With this passage Poulet makes a plea for a truly consistent application of penal law, in the sense that all progeny, not just those who turn out to suffer from some serious disability, should be allowed to legally prosecute their progenitors. Poulet has his Andoche defend the idea – which has re-emerged in present-day antinatalist philosophy – that our being brought into being is a harm inflicted on us. My progenitor is taken to count as the “person responsible for a harm done” to me. Should one directly accept the logic of this line of argument, the compensation for the damage done here (the imposition of life being considered here to constitute a “damage”) could only consist in life being taken away again from the person who has thereby suffered damage. But as is evident, life can neither be “given to someone” nor can “someone” be “deprived” of it. In order to form a clearer picture here let us think of an “elementary particle” (rather in the original sense of this term drawn from physics than in the metaphorical sense given to it by Houellebecq) which is resistant, indeed, to all ethical considerations, since, although it is impossible to either improve or cause to deteriorate the condition of such a “particle” but only to alter its position in space, there can nonetheless validly be applied to it that more general notion of “being affected”. Is such an elementary particle “affected” by entering into existence? Not at all. Analogously, “giving the gift of something” to someone presupposes that the “someone” in question already exists. Consequently, an action the effect of which consists precisely in bringing someone into existence cannot be said to be an action that “gives the gift” of anything to anyone at all. And to take something away from someone likewise presupposes that the “someone” in question continues to exist; an action the effect of which consisted in the person affected by it’s ceasing to exist would “take nothing away” from this latter.

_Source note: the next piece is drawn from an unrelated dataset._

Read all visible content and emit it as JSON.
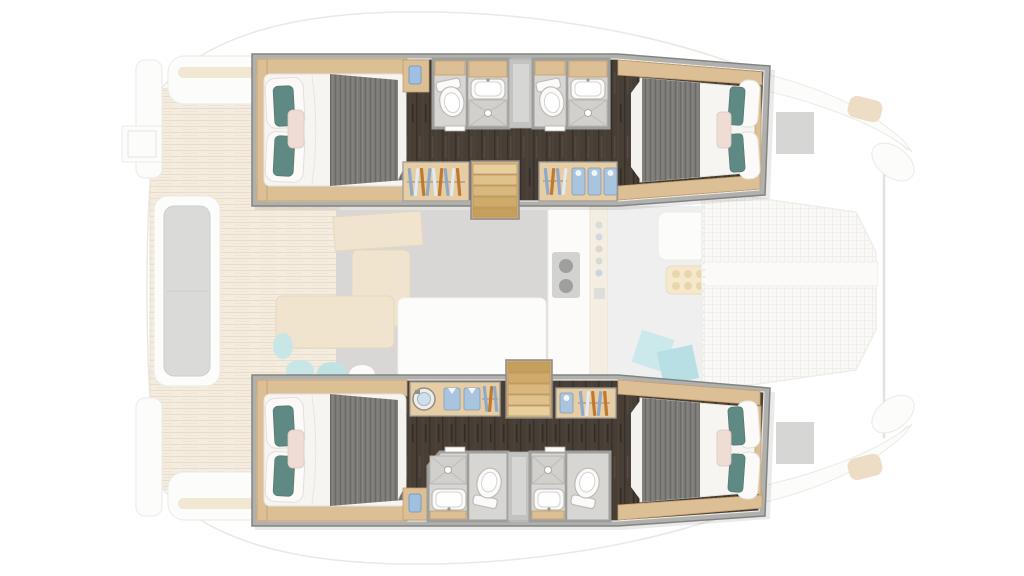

Attempts, therefore, to legally prosecute one’s own parents by reason of the fact that they caused one harm or damage by begetting one are ultimately bound to fail due to their lack of rational underpinning: we find ourselves, as a result of our being “called into existence” (though it would be more correct, of course, to say that “one acted in such a way that we arose”) no worse off than if “we” had remained unbegotten. There surely can, however, by tracing out the logic of Poulet’s remarks, be postulated a duty to desist from begetting new human beings for so long as it is not yet guaranteed that these latter will be spared sorrows, hardships, and torments ending in a miserable death-rattle.